8 Feb 2013





Waktu itu, hujan turun deras sejak sore hari. Saya yang sedang menyantap makanan bersama teman-teman tidak begitu menghiraukan datangnya hujan, bahkan tetap asik menyantap makanan.  Makan bersama merupakan kebiasaan di pondok kami, Pondok Pesantren Entrepreneur Umar Bin Khattab Indonesia (UBKI), dengan itu pula ikatan ukhuwah kami terjalin semakin erat hari ke hari.
Di Ponpes UBKI ini, kami para santri mempunyai latar belakang yang berbeda. Latar belakang –jama’ah- misalnya. Beberapa dari Nahdiyin, Tarbiyah, dan Hizbut Tahrir (HT). Namun kami tidak mempermasalahkan hal itu, kami ingin hidup berdampingan dalam suasana harmonis.
Sampai menjelang maghrib hujan pun belum reda sementara azan telah berkumandang. Masing-masing kami mulai mempersiapkan diri untuk memenuhi panggilan suci. Ada yang menuju masjid dengan menggunakan payung dan mantel dan ada pula yang memutuskan untuk melaksanakan sholat di pondok, saya salah satunya.

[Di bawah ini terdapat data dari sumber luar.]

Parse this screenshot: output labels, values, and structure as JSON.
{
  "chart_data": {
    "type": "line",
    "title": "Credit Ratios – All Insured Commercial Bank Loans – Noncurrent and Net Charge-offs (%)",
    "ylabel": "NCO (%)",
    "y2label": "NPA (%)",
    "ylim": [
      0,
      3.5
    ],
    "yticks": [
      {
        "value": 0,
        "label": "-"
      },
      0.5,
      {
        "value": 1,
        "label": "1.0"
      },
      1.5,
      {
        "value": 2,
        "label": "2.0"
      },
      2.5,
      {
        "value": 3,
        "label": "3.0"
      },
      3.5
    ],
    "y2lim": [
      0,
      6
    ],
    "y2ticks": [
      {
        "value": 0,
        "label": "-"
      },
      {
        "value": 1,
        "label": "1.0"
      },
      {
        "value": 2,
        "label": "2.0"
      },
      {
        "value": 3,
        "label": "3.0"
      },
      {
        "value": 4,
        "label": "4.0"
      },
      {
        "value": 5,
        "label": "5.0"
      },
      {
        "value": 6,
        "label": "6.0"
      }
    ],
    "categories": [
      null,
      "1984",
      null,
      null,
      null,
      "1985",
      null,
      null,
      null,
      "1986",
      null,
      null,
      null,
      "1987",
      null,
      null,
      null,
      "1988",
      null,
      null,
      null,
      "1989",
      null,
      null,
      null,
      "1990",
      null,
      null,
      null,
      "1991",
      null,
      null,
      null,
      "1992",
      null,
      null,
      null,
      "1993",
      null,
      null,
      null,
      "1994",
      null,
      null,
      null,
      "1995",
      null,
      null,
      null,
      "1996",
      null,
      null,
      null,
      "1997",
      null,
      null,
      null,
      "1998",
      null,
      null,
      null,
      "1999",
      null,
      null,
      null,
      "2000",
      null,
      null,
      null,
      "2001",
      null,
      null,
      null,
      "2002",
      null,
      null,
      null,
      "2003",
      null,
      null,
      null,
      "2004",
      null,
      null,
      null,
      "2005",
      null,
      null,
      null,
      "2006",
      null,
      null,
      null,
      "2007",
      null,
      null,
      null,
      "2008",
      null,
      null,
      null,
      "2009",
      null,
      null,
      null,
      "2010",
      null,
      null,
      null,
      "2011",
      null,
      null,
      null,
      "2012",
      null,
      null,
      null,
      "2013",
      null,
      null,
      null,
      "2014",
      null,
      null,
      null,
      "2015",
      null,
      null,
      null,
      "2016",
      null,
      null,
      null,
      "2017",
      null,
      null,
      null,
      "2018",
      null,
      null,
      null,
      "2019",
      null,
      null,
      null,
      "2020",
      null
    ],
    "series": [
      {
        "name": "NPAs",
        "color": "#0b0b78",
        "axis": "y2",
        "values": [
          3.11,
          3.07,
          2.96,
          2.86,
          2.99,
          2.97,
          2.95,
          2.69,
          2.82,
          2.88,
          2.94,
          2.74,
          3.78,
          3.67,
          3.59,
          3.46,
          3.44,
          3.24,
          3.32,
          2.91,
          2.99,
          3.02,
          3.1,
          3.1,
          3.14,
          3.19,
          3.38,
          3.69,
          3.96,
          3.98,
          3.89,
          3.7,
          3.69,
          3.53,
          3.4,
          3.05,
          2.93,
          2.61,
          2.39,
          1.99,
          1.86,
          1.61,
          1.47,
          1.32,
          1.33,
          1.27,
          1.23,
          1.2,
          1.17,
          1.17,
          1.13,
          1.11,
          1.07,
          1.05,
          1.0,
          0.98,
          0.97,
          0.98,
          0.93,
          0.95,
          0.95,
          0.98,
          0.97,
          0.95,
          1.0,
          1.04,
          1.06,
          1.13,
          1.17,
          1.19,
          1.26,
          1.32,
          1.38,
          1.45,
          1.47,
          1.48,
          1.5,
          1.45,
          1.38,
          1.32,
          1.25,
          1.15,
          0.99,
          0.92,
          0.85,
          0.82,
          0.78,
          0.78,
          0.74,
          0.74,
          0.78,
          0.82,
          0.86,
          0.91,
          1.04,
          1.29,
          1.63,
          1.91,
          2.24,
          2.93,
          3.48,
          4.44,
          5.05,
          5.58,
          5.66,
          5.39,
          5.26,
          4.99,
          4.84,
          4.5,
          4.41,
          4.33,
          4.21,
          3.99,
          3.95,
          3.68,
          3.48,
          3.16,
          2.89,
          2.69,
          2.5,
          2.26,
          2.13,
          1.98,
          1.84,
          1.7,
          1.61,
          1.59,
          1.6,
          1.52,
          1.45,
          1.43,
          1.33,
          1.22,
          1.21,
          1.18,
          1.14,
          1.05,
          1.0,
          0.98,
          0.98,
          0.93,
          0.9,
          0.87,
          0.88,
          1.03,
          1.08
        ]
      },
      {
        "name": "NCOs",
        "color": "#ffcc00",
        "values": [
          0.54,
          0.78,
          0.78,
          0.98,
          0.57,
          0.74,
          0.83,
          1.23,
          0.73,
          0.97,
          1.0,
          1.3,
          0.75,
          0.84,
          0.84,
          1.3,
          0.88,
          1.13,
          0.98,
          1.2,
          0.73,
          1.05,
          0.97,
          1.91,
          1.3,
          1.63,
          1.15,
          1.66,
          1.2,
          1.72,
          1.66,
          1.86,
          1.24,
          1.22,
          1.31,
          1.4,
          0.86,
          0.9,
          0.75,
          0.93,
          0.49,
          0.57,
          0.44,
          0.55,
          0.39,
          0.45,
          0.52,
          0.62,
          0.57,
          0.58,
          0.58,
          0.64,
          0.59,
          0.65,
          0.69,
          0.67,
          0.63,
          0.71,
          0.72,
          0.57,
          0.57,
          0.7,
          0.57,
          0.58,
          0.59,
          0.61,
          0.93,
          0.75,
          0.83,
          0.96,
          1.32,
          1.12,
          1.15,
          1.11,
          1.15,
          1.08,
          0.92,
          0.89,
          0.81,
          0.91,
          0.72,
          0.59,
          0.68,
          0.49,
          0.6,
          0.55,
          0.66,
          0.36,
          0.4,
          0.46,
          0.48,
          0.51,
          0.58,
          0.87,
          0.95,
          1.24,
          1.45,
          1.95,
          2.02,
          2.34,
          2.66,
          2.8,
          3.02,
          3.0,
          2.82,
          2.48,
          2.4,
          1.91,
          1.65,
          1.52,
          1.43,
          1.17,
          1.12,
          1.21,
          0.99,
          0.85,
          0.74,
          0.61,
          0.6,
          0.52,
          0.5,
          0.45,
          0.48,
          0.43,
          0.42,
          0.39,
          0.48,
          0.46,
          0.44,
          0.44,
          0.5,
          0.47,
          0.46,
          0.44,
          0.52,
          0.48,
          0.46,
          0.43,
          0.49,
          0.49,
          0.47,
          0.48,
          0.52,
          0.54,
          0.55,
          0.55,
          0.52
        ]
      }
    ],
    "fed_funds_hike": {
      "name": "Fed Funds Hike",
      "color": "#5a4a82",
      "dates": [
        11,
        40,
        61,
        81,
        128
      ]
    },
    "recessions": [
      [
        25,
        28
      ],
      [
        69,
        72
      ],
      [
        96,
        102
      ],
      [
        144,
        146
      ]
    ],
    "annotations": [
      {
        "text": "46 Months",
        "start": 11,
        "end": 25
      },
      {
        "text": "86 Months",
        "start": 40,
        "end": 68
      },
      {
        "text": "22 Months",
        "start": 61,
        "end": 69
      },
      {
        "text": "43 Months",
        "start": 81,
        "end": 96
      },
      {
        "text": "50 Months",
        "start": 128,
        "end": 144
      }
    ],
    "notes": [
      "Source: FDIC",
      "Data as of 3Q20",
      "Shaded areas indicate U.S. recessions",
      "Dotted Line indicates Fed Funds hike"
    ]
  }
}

Sebelum sholat dimulai, saya yang ditunjuk sebagai imam menyampaikan bahwa sholat isya akan dijama’  bersamaan dengan waktu sholat Maghrib. Selesai melaksanakan sholat Maghrib, saya mengajak beberapa teman untuk menjama’ sholat Isya dengan alasan hujan. Namun, ada salah seorang di antara teman kami yang tidak sepakat akan diperbolehkannya hal itu. karena perbedaan pendapat ini, pada akhirnya kami memutuskan untuk tidak menjama’ sholat.
Berangkat dari perbedaan pendapat –dalam hal ini agama- yang mungkin bukan hal yang tabu dalam agama kita, dapan menyebabkan perbedaan pula dalam pelaksanaannya. Namun, dalam tulisan ini, saya tidak ingin melakukan studi kebolehan menjama’  kemudian memaparkannya di akhir tulisan. , saya hanya ingin mencoba mengambil nilai positif pada sisi yang berbeda.
Pertama, perbedaan pendapat dapat mendorong kita untuk lebih mendalami ilmu yang sedang kita perdebatkan. Karena ibadah tanpa ilmu juga bukan hal yang dibenarkan. Hikmah dari perbedaan pendapat usai sholat Maghrib tadi memacu kita untuk berfikir lebih objektif. Mencari jawaban yang benar atau setidaknya mengetahui dalil yang mendasari mengapa kita melakukan suatu ibadah.
Kedua, perbedaan pendapat juga mendorong kita untuk menghargai pendapat orang lain. Setelah kita mengetahui dalil yang mendasari kita untuk melakukan ibadah tersebut, bisa jadi masalah belum selesai.  Sangat mungkin kita akan saling mengunggulkan dalil satu atas dalil yang lain. Saling mengunggulkan dalil tersebut bisa disebabkan karena ulama tempat kita menyandarkan dalil ternyata mempunyai perbedaan pendapat. Maka yang perlu dilakukan atas perbedaan pendapat tersebut adalah saling menghormati. “Aku menjamin sebuah rumah di teras surga...” Sabda Rasulullah SAW, “bagi yang meninggalkan debat kusir meskipun dia dalam posisi benar...”
Dan yang ketiga, tetap menjaga ukhuwah di antara perbedaan yang ada. Karena perbedaan pendapat pasti dan akan selalu ada, satu-satunya hal yang tetap bisa menyatukan kita, sesama muslim, adalah ukhuwah. Ukhuwah ini sangatlah penting, karena tanpanya umat ini akan hilang ditelan arus peradaban dan hantaman musuh islam.
Luar biasa. Dengan kepala dingin, dan baik sangka sesama muslim, maka setiap masalah yang menghampiri kita akan menjadi ladang pembelajaran dan hikmah. Dengan mengedepankan objektifitas, wawasan kita akan semakin bertambah. Dengan berkomitmen untuk terus menjaga ukhuwah, maka umat ini akan kembali mengambil kejayaannya. Wallahu  a'lam.